Cour d’appel de Lyon, le 18 avril 2011, n°10/06125

La Cour d’appel de Lyon, le 18 avril 2011, a statué sur l’organisation de l’autorité parentale suite à la séparation de concubins. L’enfant commun, né en 2007, faisait initialement l’objet d’une résidence alternée provisoire ordonnée par le juge aux affaires familiales. Par un jugement du 28 juillet 2010, ce dernier a fixé la résidence habituelle de l’enfant au domicile de la mère et accordé au père un droit de visite étendu. Le père a fait appel de cette décision pour rétablir la résidence alternée, tandis que la mère a formé un appel incident pour réduire le droit de visite. La question posée était de savoir si l’intérêt de l’enfant commandait de maintenir une résidence alternée ou d’en déroger en raison du comportement d’un parent. La Cour a confirmé la fixation de la résidence chez la mère et a réduit le droit de visite du père.

**I. La primauté de l’intérêt de l’enfant justifiant l’écart de la résidence alternée**

La décision illustre le caractère subsidiaire de la résidence alternée lorsque les conditions de son exercice pacifique ne sont pas réunies. La Cour rappelle que le juge doit prendre en considération « l’aptitude de chacun des parents à assumer ses devoirs et respecter les droits de l’autre ». Elle constate que l’appelant a fait subir à l’autre parent « un véritable harcèlement » par des menaces et des correspondances ordurières. Elle adopte les motifs du premier juge, qui relevait que le père « n’est pas capable de respecter la place et le rôle de la mère » et avait fait de la résidence alternée « un combat personnel et acharné ». Cette attitude est jugée « génératrice de graves perturbations pour l’enfant ». Ainsi, le refus de maintenir la résidence alternée se fonde sur une appréciation concrète des capacités parentales. La Cour valide une interprétation stricte de l’article 373-2-11 du code civil. Elle estime que l’hostilité manifeste et l’incapacité à coopérer rendent le mode d’hébergement alterné contraire à l’intérêt de l’enfant.

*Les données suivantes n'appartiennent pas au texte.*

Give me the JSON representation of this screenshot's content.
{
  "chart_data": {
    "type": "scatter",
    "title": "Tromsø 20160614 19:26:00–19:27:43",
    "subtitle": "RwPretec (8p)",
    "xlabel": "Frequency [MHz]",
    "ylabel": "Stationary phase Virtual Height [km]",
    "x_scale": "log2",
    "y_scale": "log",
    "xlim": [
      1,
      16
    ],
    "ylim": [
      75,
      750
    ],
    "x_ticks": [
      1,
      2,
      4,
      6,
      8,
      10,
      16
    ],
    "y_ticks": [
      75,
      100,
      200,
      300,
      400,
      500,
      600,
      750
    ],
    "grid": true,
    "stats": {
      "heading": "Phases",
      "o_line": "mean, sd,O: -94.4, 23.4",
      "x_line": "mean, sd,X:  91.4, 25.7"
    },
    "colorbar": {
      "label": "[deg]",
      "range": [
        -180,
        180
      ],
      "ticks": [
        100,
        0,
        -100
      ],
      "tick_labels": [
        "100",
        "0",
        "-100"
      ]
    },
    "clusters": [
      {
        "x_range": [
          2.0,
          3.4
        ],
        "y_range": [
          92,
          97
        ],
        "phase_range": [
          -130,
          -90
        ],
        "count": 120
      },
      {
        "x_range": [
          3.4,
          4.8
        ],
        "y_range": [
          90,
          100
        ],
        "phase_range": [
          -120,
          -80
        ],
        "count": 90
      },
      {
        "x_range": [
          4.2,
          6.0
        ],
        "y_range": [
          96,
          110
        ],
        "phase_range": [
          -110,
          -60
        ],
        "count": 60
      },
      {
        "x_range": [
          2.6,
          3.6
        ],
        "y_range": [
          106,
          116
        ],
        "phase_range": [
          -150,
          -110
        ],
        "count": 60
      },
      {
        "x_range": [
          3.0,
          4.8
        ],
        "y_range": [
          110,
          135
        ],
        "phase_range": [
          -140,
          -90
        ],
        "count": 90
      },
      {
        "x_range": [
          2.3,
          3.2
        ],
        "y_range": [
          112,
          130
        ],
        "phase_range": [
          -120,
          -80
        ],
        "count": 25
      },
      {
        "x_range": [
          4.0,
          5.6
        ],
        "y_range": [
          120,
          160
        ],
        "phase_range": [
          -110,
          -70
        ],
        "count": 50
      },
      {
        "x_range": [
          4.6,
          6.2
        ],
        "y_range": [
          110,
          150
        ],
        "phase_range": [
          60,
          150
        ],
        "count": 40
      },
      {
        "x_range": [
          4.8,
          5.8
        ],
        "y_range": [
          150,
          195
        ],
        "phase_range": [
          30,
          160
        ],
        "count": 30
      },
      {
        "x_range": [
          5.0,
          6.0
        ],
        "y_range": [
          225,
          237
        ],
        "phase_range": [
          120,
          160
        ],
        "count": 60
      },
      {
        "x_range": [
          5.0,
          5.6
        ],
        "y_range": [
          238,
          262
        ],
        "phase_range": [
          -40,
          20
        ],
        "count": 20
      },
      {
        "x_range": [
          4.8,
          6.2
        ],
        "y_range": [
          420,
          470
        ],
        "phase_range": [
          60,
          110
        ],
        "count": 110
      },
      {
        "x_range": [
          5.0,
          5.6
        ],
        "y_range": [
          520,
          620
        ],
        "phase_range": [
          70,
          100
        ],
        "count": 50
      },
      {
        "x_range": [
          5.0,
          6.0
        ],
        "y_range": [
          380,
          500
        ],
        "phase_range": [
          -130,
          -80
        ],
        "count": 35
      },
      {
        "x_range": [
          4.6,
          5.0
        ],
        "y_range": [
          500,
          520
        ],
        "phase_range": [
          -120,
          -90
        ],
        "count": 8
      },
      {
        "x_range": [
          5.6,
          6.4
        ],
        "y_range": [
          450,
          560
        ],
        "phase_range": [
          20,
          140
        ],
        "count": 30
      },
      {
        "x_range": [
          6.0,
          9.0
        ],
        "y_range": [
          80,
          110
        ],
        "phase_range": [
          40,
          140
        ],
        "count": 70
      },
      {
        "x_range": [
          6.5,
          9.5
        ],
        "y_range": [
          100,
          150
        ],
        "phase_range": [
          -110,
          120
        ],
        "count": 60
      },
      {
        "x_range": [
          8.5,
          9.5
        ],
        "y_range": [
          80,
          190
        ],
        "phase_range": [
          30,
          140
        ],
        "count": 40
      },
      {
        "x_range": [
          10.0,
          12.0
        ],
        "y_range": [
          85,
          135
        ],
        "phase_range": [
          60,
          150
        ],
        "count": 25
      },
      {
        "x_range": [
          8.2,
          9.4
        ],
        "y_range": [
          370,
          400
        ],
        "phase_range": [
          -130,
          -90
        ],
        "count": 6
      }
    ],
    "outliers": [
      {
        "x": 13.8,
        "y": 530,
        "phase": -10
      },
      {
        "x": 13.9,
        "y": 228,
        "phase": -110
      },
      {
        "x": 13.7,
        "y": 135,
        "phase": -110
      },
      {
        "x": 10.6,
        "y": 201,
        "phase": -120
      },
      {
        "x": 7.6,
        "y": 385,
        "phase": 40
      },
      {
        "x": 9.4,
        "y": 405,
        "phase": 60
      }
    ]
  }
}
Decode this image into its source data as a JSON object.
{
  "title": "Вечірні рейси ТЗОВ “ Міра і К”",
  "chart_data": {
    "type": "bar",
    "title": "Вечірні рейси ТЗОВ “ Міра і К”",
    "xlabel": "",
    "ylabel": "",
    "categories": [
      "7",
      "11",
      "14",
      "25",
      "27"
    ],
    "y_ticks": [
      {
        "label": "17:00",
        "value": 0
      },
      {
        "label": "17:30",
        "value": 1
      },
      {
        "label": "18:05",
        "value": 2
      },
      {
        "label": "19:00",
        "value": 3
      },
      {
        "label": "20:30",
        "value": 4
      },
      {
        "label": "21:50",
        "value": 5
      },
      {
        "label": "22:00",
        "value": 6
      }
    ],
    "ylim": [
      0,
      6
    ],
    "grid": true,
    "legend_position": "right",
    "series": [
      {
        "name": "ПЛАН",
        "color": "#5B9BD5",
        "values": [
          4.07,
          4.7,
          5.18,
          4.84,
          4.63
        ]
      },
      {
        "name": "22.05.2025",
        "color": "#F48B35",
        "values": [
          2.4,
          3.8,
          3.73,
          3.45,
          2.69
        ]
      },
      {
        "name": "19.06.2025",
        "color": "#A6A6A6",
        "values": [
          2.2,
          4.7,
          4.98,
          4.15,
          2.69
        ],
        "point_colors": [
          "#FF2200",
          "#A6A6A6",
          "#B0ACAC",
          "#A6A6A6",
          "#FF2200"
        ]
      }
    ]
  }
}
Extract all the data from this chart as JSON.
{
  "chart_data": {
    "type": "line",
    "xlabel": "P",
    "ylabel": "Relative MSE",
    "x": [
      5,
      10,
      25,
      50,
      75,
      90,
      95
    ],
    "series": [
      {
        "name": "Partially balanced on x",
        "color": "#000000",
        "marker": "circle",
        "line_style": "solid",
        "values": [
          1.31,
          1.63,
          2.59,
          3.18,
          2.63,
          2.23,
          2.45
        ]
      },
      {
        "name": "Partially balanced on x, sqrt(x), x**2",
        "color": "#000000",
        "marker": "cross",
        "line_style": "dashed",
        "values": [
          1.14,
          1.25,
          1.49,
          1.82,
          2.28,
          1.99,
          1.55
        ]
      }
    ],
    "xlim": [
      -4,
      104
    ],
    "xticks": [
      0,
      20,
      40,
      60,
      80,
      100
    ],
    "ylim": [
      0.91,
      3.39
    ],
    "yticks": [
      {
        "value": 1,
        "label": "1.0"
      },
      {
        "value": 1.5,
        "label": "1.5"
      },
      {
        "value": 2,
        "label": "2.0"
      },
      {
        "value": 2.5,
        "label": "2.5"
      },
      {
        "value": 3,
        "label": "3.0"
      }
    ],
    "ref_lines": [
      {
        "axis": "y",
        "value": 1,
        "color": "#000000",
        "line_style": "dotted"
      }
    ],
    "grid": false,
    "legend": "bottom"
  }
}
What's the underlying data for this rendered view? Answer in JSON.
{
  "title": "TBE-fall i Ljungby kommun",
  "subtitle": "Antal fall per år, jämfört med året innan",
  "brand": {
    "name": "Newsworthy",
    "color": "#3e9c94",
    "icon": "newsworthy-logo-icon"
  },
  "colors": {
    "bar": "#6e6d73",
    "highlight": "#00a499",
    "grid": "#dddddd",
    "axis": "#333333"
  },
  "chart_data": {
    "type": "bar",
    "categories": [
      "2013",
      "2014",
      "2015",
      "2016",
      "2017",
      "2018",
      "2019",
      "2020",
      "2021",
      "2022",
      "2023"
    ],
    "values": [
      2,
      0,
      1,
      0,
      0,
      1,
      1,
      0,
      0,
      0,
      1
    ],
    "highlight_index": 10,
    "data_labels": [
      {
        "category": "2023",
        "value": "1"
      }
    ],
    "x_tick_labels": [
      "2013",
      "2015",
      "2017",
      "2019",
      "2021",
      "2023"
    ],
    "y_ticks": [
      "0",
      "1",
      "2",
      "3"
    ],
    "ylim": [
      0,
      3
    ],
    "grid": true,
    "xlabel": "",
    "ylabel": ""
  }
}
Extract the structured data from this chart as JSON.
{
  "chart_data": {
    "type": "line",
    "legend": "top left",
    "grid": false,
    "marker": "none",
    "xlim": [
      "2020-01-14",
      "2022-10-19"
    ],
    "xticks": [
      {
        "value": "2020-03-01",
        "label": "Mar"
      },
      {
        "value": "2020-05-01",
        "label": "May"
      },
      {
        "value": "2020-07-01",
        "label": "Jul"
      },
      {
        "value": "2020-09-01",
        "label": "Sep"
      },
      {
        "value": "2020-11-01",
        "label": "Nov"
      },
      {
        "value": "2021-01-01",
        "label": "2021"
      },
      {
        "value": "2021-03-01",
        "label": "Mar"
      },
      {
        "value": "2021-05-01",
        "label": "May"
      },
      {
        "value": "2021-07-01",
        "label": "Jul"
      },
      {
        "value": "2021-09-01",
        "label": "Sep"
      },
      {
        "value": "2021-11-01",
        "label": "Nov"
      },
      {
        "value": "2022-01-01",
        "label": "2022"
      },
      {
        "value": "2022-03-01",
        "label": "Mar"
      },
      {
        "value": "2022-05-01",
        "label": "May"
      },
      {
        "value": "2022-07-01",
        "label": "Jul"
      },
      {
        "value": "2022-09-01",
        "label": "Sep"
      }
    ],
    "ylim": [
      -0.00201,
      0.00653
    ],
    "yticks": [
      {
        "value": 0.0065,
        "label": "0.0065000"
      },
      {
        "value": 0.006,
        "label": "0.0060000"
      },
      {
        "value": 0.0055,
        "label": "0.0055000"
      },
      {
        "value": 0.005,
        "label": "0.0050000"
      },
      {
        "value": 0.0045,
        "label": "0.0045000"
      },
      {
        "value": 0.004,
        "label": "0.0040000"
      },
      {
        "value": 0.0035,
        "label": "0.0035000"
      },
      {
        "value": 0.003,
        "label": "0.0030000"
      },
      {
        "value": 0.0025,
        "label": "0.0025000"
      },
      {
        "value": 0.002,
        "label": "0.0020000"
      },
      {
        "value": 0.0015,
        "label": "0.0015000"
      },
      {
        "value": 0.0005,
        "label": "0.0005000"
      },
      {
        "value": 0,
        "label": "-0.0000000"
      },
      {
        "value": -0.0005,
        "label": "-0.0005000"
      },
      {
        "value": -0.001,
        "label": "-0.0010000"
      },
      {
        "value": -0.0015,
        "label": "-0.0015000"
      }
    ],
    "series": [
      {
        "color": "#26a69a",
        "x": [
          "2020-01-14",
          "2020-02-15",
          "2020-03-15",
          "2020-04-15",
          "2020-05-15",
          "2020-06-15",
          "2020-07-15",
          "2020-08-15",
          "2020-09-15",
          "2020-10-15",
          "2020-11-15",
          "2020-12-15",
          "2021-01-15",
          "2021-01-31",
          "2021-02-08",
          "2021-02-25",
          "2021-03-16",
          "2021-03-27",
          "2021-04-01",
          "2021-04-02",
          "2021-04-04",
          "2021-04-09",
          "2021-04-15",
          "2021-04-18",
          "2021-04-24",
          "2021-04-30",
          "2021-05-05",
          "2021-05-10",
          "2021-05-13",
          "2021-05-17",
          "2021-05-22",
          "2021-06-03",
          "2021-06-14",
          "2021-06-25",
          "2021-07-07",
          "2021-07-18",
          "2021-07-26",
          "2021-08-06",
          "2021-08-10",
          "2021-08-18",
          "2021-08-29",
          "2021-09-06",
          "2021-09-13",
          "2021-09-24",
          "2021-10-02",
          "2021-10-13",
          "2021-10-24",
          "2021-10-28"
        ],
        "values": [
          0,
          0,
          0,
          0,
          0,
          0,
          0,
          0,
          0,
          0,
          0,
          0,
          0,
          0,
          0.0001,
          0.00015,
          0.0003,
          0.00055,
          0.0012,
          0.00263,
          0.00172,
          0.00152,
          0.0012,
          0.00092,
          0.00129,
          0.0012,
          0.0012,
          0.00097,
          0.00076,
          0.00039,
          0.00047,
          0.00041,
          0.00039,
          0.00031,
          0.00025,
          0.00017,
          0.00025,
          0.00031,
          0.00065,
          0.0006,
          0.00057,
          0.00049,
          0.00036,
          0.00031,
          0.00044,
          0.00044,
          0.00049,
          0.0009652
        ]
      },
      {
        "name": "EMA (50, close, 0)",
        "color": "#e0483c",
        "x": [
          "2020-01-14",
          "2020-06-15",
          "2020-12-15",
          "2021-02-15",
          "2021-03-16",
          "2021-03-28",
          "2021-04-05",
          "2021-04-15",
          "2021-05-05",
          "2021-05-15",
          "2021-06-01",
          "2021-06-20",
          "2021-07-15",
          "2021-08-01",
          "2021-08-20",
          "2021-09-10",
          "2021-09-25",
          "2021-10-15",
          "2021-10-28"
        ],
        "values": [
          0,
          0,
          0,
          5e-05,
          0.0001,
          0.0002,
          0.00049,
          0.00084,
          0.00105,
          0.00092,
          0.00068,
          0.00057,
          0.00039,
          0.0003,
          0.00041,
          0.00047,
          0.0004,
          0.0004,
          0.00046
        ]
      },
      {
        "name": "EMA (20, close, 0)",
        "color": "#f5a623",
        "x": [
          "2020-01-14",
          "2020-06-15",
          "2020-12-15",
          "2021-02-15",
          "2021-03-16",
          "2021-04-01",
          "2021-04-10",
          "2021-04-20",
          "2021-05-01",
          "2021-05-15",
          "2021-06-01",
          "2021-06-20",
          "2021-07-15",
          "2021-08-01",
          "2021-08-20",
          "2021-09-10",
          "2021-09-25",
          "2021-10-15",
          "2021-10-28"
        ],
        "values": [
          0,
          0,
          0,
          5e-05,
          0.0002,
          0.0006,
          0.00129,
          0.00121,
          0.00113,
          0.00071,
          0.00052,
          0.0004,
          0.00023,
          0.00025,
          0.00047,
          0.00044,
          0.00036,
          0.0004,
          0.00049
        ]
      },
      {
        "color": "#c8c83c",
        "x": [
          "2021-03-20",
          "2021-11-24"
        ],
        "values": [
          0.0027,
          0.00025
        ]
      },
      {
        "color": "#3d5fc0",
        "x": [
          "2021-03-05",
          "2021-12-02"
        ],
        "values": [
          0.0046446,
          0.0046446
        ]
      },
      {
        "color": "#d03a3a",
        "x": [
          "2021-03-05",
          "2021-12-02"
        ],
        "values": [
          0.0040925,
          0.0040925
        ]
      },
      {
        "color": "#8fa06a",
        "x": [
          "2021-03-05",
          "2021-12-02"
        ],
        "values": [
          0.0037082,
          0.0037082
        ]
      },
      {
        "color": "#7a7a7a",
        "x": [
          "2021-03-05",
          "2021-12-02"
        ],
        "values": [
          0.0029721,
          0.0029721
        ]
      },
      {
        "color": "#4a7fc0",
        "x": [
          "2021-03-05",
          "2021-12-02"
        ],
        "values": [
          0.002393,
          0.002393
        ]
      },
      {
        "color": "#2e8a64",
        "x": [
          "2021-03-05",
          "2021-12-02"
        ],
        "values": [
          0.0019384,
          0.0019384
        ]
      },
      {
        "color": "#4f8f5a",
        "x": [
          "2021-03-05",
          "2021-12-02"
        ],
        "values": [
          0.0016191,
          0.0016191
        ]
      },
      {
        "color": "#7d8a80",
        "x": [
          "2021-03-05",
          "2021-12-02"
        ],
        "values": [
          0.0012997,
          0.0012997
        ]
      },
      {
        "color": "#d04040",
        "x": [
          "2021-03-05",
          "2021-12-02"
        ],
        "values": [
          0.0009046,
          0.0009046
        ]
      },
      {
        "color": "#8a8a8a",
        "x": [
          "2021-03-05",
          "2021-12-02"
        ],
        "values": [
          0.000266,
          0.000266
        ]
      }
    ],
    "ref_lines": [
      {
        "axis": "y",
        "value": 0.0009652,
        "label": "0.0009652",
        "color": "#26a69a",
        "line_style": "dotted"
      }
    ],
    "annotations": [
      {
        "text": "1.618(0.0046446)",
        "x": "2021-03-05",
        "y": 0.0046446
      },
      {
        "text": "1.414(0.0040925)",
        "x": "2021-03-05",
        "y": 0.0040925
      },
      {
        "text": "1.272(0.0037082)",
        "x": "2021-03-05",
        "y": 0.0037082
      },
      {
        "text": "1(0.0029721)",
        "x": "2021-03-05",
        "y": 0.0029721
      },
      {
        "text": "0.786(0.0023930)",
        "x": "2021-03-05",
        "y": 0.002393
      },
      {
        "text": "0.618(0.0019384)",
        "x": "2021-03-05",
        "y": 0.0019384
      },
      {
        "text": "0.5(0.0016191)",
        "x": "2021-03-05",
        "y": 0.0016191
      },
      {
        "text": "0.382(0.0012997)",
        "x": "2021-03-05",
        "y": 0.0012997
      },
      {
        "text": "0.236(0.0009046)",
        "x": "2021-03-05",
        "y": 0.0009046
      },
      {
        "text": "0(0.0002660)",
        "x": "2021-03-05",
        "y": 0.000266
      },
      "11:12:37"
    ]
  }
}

Cette solution consacre une jurisprudence établie. La résidence alternée n’est pas un droit des parents mais une modalité au service de l’intérêt supérieur de l’enfant. La Cour d’appel opère un contrôle restreint sur l’appréciation des faits par les premiers juges. Elle souligne que les moyens de l’appelant ne font que réitérer une argumentation déjà rejetée. Le recours à une expertise psychiatrique et une enquête sociale, bien que non versées aux débats d’appel, a permis au juge du fond d’établir un diagnostic solide. La décision affirme que le conflit parental, lorsqu’il est exacerbé et entretenu par un parent, constitue un obstacle objectif à l’alternance. Elle rappelle que l’intérêt de l’enfant commande avant tout sa stabilité affective et sa préservation des tensions adultes.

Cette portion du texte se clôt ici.